Bae Share Price: why bae share price forecasts surprise investors
The bae share price has climbed sharply, but broker targets and stretched valuations mean the next 12 months could be uneven. Recent results, large contracts and a bulging backlog help explain the rally, even as analysts set modest 12-month targets.
Bae Share Price outlook and drivers
BAE Systems has seen its share price soar 65% in the last year, while its five‑year gain stands at 322%. The company’s full‑year results on 18 February showed underlying operating profit rose 12% to £3. 32bn, beating forecasts; the order backlog hit a record £83. 6bn and net debt fell 22% to £3. 84bn. Those figures underpin the current valuation: Typhoon fighter jet and warship maker BAE Systems trades on a price‑to‑earnings ratio of 28. 5.
Recent share gains and P/Es
Across the sector, smaller FTSE 100 peer Babcock International Group has rocketed 118% over the last year and is up 411% over five years. Babcock trades on a P/E of 27. 9. Rolls‑Royce Holdings has outpaced both, rising 116% over one year and an astonishing 1, 070% over five years, and it sits with a trailing P/E of 65. These moves have left valuations high and expectations elevated; after such momentum, even a small earnings miss could be punished.
Babcock and valuation comparison
Babcock’s first‑half results, published on 21 November, showed underlying operating profit up 19% to £201m and a contract backlog rising to £9. 9bn. Seventeen analysts offering 12‑month forecasts for BAE Systems produce a consensus target of 2, 237p, implying a modest rise of 5. 35% from today. Nine analysts covering Babcock yield a consensus target of 1, 547p, around 11% higher.
Rolls‑Royce surge and risks
Sixteen analysts follow Rolls‑Royce, with a median 12‑month target of 1, 333p suggesting gains of just 2%. Rolls‑Royce is far more than a defence contractor: it makes aircraft engines, runs a Power Systems division benefiting from AI data centre demand, and has a potential opportunity in small modular nuclear reactors. The company is due to deliver full‑year results on 26 February.
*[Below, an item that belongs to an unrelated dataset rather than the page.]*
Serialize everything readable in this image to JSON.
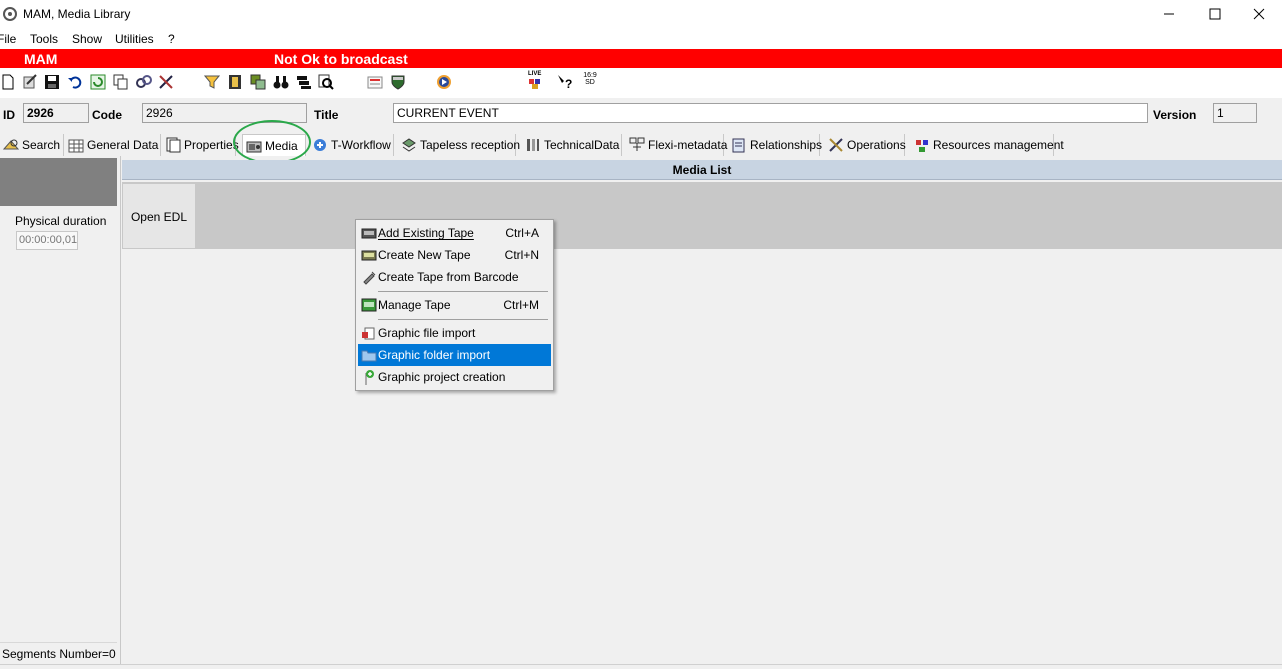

Orders, contracts and industrial capacity
Large recent orders and capacity expansion have helped lift revenues. In the third quarter of last year, Norway ordered at least five Type 26 ships from BAE Systems in a contract valued at roughly £10 billion to the UK economy; that large order came on top of an additional five ships BAE was already working on for the British Navy. BAE is seeking to eventually build a total of eight ships for the UK. The company launched a new factory in Scotland in 2025 and has tripled the capacity of its shipyard in Jacksonville, the CEO Charles Woodburn said on the company’s 2025 earnings call held on February 18.
Maritime and aircraft business details
The maritime unit’s revenue jumped 11% in 2025 to £6. 8bn, with the business’s orders at £5bn. On aircraft, BAE received a large order from Turkey for 20 Typhoon planes expected to generate £4. 6bn, and the aircraft business produced £4. 2bn of revenue from MBDA, its joint venture with Airbus and Leonardo, in 2025. Cumulatively the air business recorded £15bn of orders in 2025.
Geopolitics, defence spending and MBDA
Investors are reacting to rising geopolitical tensions: Russia and Ukraine remain locked in conflict, the US and Iran are close to confrontation, and China is a huge worry. Germany is planning to pump €500bn into arms, other European states are being pushed to up spending, and there is talk in the UK of a £28bn defence "black hole. " BAE is based in the UK and holds a 37. 5% stake in MBDA. MBDA’s annual orders have jumped from around €4bn annually since 2021 to €13bn now, and Woodburn said the UK is committed to the largest sustained increase in defence spending since the end of the Cold War.
US contracts, technology and defence initiatives
BAE won a $1. 2bn deal from the Space Force in June to furnish "missile tracking satellite capabilities, " and the company is positioned to benefit from the US missile‑defense initiative worth $175bn. BAE supplies submarine parts and provides ongoing ship repair and modernization to the U. S. Navy while developing drones that can "configure their own software" for missions and technology that has drastically lowered costs for counter‑drone products.
In 2025 the company’s sales climbed 10% to a record £30. 7bn and operating earnings increased 9% to £2. 93bn; the backlog rose £5. 8bn to £83. 6bn. Across the FTSE 250, smaller defence players such as Chemring, Goodwin, and QinetiQ are also doing well. Valuations look stretched after the rally; brokers’ low 12‑month targets may reflect that the air is getting thin at current prices.
Harvey Jones has positions in BAE Sy
Investors and analysts will be watching results, orders and execution closely as valuations, backlogs and geopolitical demand set the stage for the coming 12 months.